Es wurde eine Abrechnung mit sich selbst. So brutal, so schonungslos, wie Tyson in den 80er und frühen 90er Jahren im Ring war. „Ich stehe an der Schwelle des Todes. Ich habe viele schlimme Dinge getan. Ich versuche jetzt, Frieden zu schließen. Ich vergebe allen Menschen, auf die ich böse war und hoffe, dass die Leute, denen ich Böses getan habe, mir irgendwann verzeihen können”, sagte Tyson beim TV-Sender „ESPN”. „Wenn ich heute sterbe, würde ich mich so beurteilen: Überbezahlt und überbewertet. Ich versuche jetzt, dass mein Leben einen Wert hat. Ich trage viel Schmerz in mir – und ich hoffe, dass ich so meine Seele heilen kann.”

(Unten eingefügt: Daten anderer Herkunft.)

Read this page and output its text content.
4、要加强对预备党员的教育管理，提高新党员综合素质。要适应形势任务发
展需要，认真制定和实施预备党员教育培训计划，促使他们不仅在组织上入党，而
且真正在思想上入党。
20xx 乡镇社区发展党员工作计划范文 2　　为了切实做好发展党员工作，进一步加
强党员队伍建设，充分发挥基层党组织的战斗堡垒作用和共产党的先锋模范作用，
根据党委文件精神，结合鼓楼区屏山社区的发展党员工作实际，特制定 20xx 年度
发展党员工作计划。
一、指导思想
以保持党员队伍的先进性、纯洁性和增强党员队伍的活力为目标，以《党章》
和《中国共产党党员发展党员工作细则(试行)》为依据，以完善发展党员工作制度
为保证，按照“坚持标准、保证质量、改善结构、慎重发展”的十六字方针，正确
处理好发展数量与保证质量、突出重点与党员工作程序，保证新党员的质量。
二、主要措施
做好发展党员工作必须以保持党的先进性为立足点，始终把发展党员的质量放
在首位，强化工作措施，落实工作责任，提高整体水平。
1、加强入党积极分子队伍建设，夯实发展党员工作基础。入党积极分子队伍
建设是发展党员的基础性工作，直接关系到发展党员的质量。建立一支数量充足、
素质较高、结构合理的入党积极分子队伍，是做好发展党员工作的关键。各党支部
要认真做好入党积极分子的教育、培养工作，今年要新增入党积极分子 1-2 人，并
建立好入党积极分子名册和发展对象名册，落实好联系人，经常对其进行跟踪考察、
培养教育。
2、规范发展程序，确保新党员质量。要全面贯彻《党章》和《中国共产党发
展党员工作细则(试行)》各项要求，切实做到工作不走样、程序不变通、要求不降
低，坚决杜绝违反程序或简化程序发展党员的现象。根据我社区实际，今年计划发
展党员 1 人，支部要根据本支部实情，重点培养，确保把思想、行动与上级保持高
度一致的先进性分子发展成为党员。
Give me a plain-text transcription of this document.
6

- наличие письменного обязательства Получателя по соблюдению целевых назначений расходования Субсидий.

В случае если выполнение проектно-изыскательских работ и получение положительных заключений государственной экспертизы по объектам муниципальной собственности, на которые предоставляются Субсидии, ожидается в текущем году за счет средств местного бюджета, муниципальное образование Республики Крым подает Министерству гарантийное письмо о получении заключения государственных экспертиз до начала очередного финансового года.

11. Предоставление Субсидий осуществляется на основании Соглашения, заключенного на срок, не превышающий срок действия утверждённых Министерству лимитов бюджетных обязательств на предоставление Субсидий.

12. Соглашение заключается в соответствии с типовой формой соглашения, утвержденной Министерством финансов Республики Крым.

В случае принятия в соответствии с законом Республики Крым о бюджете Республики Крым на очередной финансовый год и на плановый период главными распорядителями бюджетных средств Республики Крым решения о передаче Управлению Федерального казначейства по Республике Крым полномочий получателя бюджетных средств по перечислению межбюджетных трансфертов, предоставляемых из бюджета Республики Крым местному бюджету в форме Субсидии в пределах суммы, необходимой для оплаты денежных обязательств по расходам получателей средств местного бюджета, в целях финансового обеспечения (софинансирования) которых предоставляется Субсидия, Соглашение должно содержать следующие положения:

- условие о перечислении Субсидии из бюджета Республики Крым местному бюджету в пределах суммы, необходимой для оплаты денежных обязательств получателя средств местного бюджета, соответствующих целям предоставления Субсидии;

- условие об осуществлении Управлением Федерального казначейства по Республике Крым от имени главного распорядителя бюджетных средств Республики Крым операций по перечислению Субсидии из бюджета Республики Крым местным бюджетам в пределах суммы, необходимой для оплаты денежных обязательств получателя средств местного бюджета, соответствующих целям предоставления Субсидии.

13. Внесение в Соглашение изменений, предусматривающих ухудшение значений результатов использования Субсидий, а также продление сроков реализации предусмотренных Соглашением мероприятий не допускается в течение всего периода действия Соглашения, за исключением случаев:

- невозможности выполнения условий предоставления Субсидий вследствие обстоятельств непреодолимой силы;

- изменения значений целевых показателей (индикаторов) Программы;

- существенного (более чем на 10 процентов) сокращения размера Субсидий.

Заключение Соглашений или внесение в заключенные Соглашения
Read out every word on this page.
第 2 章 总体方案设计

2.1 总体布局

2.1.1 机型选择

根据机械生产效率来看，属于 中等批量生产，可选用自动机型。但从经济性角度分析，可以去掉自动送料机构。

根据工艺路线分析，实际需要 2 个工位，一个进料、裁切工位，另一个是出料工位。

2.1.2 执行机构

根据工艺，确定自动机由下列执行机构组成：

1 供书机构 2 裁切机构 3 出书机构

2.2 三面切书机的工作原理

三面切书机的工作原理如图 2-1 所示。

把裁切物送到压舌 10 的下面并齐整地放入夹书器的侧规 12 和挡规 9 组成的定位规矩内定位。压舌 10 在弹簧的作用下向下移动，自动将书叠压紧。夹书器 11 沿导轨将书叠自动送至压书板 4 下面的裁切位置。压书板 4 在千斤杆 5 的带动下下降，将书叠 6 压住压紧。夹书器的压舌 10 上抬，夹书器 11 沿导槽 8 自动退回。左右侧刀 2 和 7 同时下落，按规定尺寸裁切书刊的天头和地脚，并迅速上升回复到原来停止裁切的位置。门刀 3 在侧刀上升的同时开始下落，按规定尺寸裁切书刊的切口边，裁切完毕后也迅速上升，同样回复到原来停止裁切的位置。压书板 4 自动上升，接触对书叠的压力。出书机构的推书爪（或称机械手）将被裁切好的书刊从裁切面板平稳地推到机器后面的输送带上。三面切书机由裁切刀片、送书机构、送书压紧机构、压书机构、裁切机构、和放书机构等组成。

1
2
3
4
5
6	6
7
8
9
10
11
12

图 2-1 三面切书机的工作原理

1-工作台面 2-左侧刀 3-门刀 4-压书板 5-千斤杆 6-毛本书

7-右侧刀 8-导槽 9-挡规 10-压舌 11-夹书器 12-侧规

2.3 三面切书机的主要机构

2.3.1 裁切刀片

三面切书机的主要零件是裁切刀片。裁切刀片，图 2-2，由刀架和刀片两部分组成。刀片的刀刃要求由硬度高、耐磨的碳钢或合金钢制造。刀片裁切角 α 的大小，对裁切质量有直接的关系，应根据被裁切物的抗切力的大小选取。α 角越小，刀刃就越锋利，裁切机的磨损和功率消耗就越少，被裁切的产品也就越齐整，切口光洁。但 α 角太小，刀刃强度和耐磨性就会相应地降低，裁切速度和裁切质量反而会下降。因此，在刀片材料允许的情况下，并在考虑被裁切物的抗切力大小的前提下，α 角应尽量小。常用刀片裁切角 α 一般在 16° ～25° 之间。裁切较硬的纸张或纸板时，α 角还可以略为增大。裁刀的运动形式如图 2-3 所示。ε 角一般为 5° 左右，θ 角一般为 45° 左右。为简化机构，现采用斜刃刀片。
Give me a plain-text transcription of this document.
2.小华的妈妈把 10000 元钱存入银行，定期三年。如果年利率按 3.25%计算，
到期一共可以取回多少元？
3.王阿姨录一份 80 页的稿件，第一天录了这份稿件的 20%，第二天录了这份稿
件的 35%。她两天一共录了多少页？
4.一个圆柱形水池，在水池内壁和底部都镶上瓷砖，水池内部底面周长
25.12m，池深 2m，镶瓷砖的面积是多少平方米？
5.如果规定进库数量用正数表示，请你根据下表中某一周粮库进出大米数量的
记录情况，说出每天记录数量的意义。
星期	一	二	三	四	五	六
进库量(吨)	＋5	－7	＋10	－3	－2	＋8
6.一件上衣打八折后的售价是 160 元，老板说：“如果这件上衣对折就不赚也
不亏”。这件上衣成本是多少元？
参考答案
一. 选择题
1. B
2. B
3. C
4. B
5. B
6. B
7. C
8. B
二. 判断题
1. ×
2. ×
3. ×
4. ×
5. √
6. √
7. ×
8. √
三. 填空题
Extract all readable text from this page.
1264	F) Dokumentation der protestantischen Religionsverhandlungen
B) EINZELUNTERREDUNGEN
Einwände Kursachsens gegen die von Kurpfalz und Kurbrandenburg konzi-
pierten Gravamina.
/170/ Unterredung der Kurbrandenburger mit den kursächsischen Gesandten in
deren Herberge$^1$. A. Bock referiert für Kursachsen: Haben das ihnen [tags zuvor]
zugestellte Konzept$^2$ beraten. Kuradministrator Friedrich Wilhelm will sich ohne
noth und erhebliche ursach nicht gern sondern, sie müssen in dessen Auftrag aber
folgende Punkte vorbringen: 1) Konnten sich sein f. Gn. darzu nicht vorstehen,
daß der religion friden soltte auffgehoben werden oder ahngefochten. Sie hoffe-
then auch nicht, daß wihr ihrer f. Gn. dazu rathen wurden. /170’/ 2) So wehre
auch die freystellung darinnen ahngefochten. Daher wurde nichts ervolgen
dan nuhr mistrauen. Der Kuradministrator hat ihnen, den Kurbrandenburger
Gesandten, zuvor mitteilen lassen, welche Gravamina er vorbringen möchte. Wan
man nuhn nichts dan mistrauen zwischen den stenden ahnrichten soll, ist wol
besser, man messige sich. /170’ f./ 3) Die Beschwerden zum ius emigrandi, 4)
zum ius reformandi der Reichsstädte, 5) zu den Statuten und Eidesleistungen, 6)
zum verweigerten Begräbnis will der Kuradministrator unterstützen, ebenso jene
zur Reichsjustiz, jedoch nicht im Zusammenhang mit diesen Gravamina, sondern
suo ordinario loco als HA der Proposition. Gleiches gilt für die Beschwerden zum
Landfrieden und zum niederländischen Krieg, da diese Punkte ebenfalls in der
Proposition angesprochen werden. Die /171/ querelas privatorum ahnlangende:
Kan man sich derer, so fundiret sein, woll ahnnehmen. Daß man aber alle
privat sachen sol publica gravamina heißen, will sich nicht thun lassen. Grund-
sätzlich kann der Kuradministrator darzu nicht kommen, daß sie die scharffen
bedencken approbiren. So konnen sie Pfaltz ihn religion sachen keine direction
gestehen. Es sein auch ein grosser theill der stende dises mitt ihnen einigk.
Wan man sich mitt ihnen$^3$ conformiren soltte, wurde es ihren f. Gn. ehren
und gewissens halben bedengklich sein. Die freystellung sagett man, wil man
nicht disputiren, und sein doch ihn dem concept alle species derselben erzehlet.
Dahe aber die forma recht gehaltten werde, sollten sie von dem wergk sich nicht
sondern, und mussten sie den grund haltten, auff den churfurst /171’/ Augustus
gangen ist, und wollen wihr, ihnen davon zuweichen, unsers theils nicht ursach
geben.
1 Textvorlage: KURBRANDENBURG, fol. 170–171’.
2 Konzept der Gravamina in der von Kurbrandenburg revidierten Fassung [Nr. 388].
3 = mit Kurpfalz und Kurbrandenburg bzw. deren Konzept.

Für eine Generation an Box-Fans war Tyson ein Idol. Mit 20 Jahren und 144 Tagen wurde er 1986 der jüngste Schwergewichts-Weltmeister aller Zeiten, „Iron Mike” vernichtete die Konkurrenten wie Michael Spinks und Larry Holmes. Sie hatten der Naturgewalt Tyson nichts entgegenzusetzen. Doch hinter der Maske der Brutalität war er von Angst zerfressen. Er war im New Yorker Armenviertel Brownsville aufgewachsen, wurde dauerverprügelt, weil er diese hohe, feminine Stimme hatte. Tyson war das Opfer. Seine Mutter war Alkoholikerin, die sich mit Männern rumtrieb, der Vater machte sich aus dem Staub, als Mike zwei war. Als ein Schulschläger einer seiner geliebten Tauben „zum Spaß” das Genick brach, schlug Tyson zu. Er wurde zum Täter, zum Straßenräuber. Er kam in Besserungsanstalten. Dort entdeckte ihn Boxtrainer Cus d’Amato, der nahm ihn unter seine Fittiche. Der weiße alte Mann adoptierte seinen schwarzen Schützling sogar. Doch als d’Amato 1985 starb, verlor Tyson nicht nur seinen Trainer und Vater, er verlor seinen Halt.
Er wurde psychisch instabil, nimmt seit 25 Jahren Antidepressiva. Dazu Alkohol, Drogen. Er hielt sich einen Harem an Freundinnen, suchte sich ständig Prostituierte. Er heiratete, wurde geschieden, unternahm einen Selbstmordversuch. „Ich habe den Tod gesucht, aber nicht mal er mochte mich”, sagte Tyson. 1992 wurde er wegen Vergewaltigung zu zehn Jahren Knast verurteilt. 1996 kam er wegen guter Führung frei.
Doch im Ring hatte er seine Aura verloren. Tyson wurde zum Ringkannibalen als er Evander Holyfield ein Stück Ohr abbiss, er verlor gegen Nobodys wie Kevin McBride. Tyson verprasste sein Vermögen (ca. 300 Millionen Dollar), musste Insolvenz anmelden. Er wurde mit Drogen verhaftet. 2009 der nächste Schicksalsschlag. Tochter Exodus (4) stürzte in Tysons Haus auf einem Laufband und wurde von der Maschine stranguliert. „Warum musste sie sterben, nicht ich? Sie war unschuldig, ich das Gegenteil”, sagte er damals.
Es sah so aus, als hätte ihn der Schock geheilt. Tyson wurde vegan, nahm 45 Kilo ab, machte Entziehungskuren.
Doch es war nur eine Lüge. „Ich habe das alles nicht verdient. Nicht die Titel, nicht die Anerkennung, den Reichtum, die vielen schönen Frauen”, sagt Tyson, „ich habe nur ein Ziel: Liebe und Vergebung zu verbreiten. Vielleicht kann ich mir dann selbst vergeben. Wenn ich das nicht kann, werde ich weitersaufen und sterben. Ich aber will leben.”